Le rouquin était tout simplement sous le choc. Premier refus dans une longue liste de chasse, c'est sûr, il y avait de quoi déprimer.
Après qu'elle se fut éloignée, l'éclat de rire se trouvait désormais tout prêt du jeune homme, qui se retourna en maugréant :
- Ferme la Deidara. C'est pas ma faute si c'est un glaçon. Et puis elle est casé.
- Ahah, qu'est-ce que t'en sais ? Pouffa son ami. Moi je dis que tu t'es juste pris une bonne grosse veste ! Ah, et tu me dois vingt balles.
- Elle a un petit ami !
- Ce que t'es mauvais joueur ! Railla t-il. Et je veux mon fric !
- Ça va ça va...
- N'empêche que je suis sûr qu'elle t'as menti.
- Hmpf ! N'importe quoi !
- Regarde la vérité en face... Ah, et puisque tu veux pas me donner mes sous, t'as qu'à me payer une glace.
Il lui tendit son argent en marmonnant des paroles incompréhensibles.
Ema n'en pouvait plus. Elle était fatiguée de cette marche interminable avec des chaussures qui lui comprimaient les pieds, elle n'avait pas trouvée une babiole pour Yugana, et le jeune homme l'avait profondément agacée.

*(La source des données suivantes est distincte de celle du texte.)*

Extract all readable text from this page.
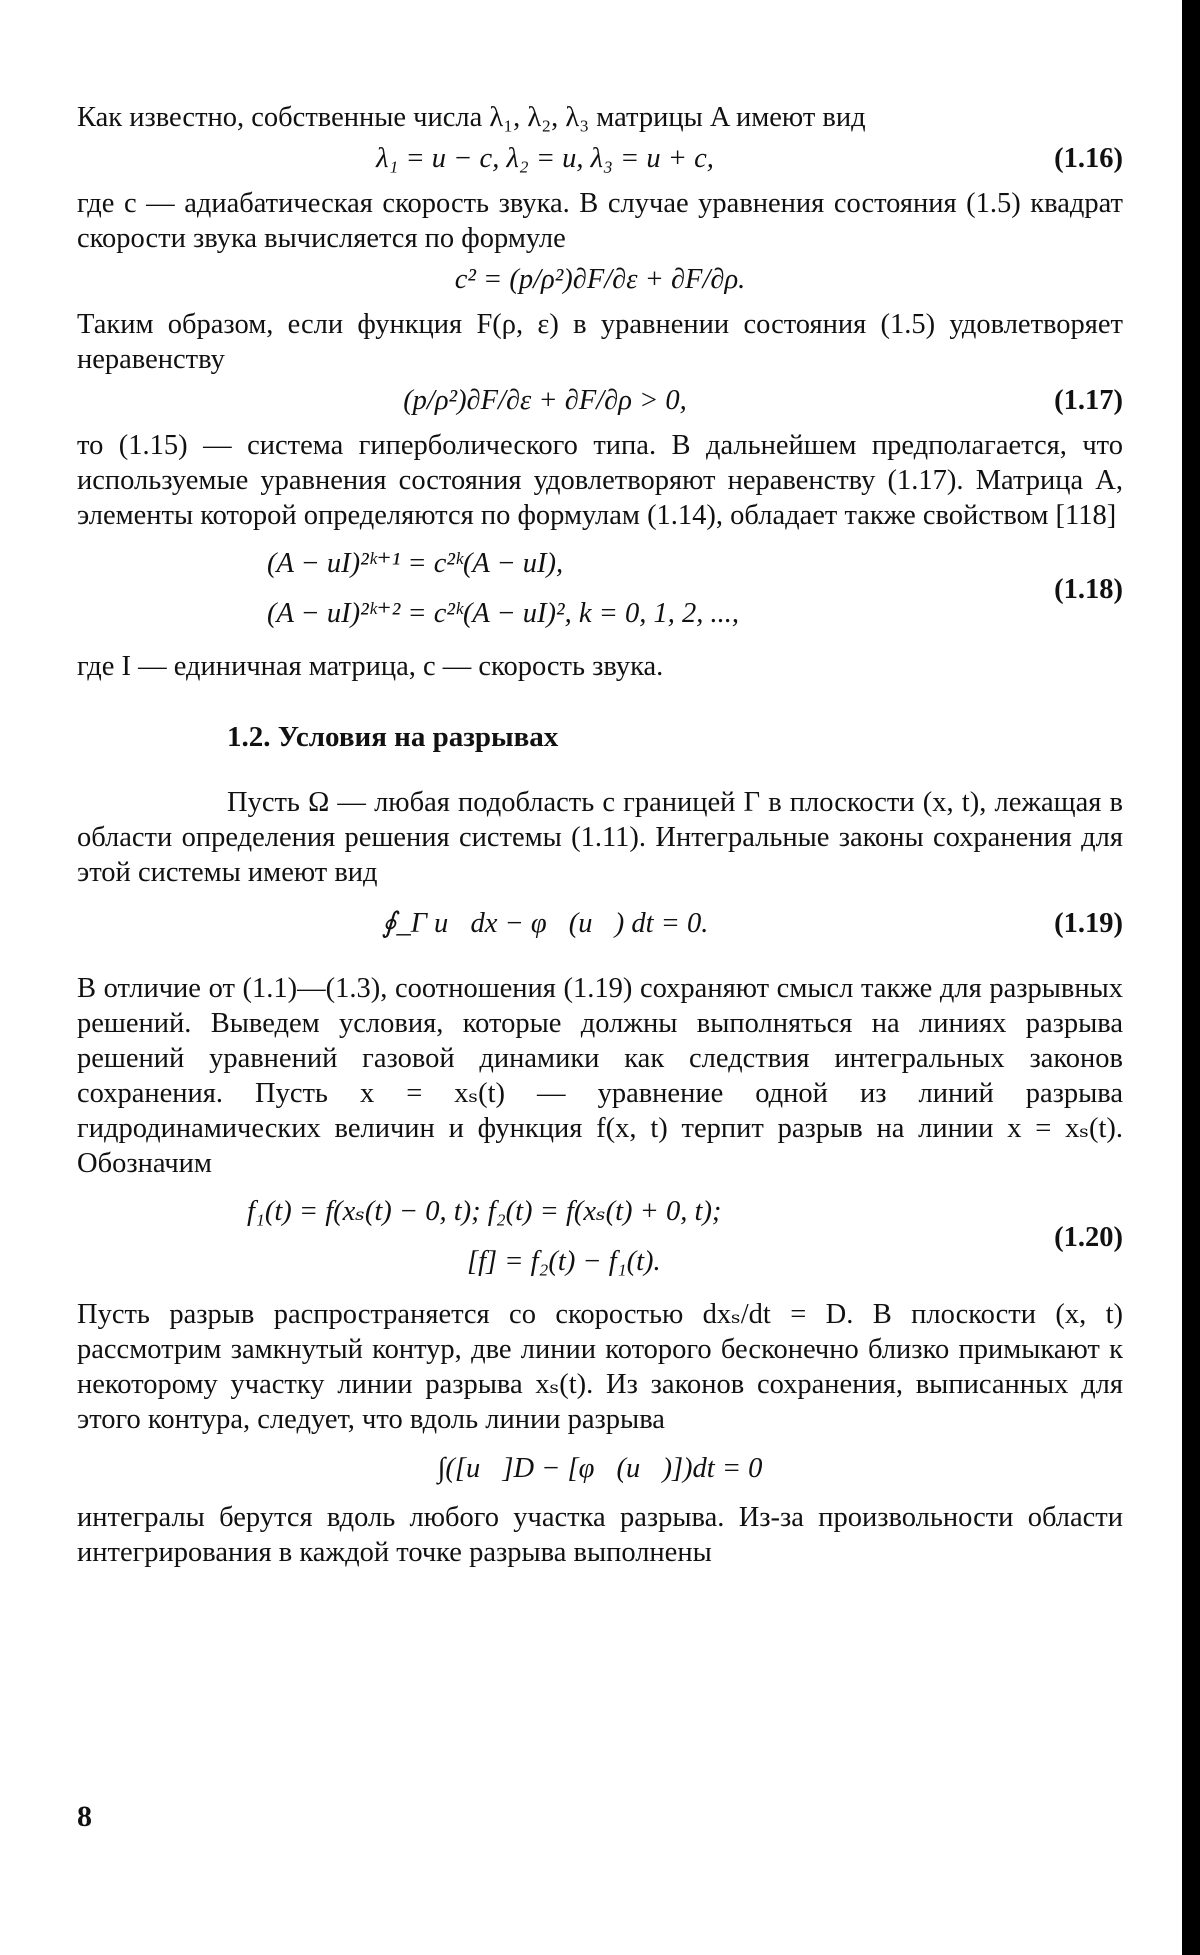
Как известно, собственные числа λ₁, λ₂, λ₃ матрицы A имеют вид

λ₁ = u − c, λ₂ = u, λ₃ = u + c,	(1.16)

где c — адиабатическая скорость звука. В случае уравнения состояния (1.5) квадрат скорости звука вычисляется по формуле

c² = (p/ρ²)∂F/∂ε + ∂F/∂ρ.

Таким образом, если функция F(ρ, ε) в уравнении состояния (1.5) удовлетворяет неравенству

(p/ρ²)∂F/∂ε + ∂F/∂ρ > 0,	(1.17)

то (1.15) — система гиперболического типа. В дальнейшем предполагается, что используемые уравнения состояния удовлетворяют неравенству (1.17). Матрица A, элементы которой определяются по формулам (1.14), обладает также свойством [118]

(A − uI)²ᵏ⁺¹ = c²ᵏ(A − uI),
(A − uI)²ᵏ⁺² = c²ᵏ(A − uI)², k = 0, 1, 2, ...,
(1.18)

где I — единичная матрица, c — скорость звука.

1.2. Условия на разрывах

Пусть Ω — любая подобласть с границей Γ в плоскости (x, t), лежащая в области определения решения системы (1.11). Интегральные законы сохранения для этой системы имеют вид

∮_Γ u⃗dx − φ⃗(u⃗) dt = 0.	(1.19)

В отличие от (1.1)—(1.3), соотношения (1.19) сохраняют смысл также для разрывных решений. Выведем условия, которые должны выполняться на линиях разрыва решений уравнений газовой динамики как следствия интегральных законов сохранения. Пусть x = xₛ(t) — уравнение одной из линий разрыва гидродинамических величин и функция f(x, t) терпит разрыв на линии x = xₛ(t). Обозначим

f₁(t) = f(xₛ(t) − 0, t); f₂(t) = f(xₛ(t) + 0, t);
[f] = f₂(t) − f₁(t).
(1.20)

Пусть разрыв распространяется со скоростью dxₛ/dt = D. В плоскости (x, t) рассмотрим замкнутый контур, две линии которого бесконечно близко примыкают к некоторому участку линии разрыва xₛ(t). Из законов сохранения, выписанных для этого контура, следует, что вдоль линии разрыва

∫([u⃗]D − [φ⃗(u⃗)])dt = 0

интегралы берутся вдоль любого участка разрыва. Из-за произвольности области интегрирования в каждой точке разрыва выполнены

8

Pourquoi fallait-il que tout les mecs mignons soient soit des délinquants, des coureurs de jupons, ou des idiots finis ? Elle ne leur faisait plus confiance de toute façon. Elle avait eu une assez mauvaise expérience, et pour rien au monde elle ne voudrait revivre ça. Et elle se devait de protéger sa sœur contre ce genre d'hommes, ce que celle-ci avait plutôt du mal à comprendre.
Elle se laissa aller sur un banc, en poussant un grand soupir. Bon dieu, ce qu'elle avait mal aux pieds ! Tout ça à cause de ces foutues chaussures neuves !
Elle sortit un livre de son sac, l'incontournable : «Paradis du batifolage», de Jiraya. Elle l'avait lu des dizaines et des dizaines de fois, et ne s'en lassait jamais. Elle passait du rire au larmes en le lisant.
Alors qu'elle eut fini de lire les deux premiers chapitres, la jeune fille entendit un «Yo !» près d'elle. «Oh non pitié, pas encore !» pria t-elle intérieurement.
Pourtant, elle tourna la tête de droite à gauche : rien.
Elle haussa les épaules et reprit sa lecture.
- Yo !
Cette fois ci elle se retourna, et ne vit rien non plus. «Si je me mets à entendre des voix, c'est que je dois vraiment être fatiguée...»
- Yo !
Elle leva finalement la tête et découvrit un homme nonchalamment assis sur une branche d'arbre.
- Et ben il en aura fallu du temps ! S'esclaffa t-il.
L'homme portait un masque et un bandeau qui lui couvrait les trois quarts de son visage.
On aurait dit qu'il venait de se prendre un coup de vent en pleine figure, car ses cheveux étaient hérissés sur sa tête, et légèrement inclinés sur le coté. Ils étaient blancs, de la même couleur que ceux de l'Akashiwa, et aussi les siens...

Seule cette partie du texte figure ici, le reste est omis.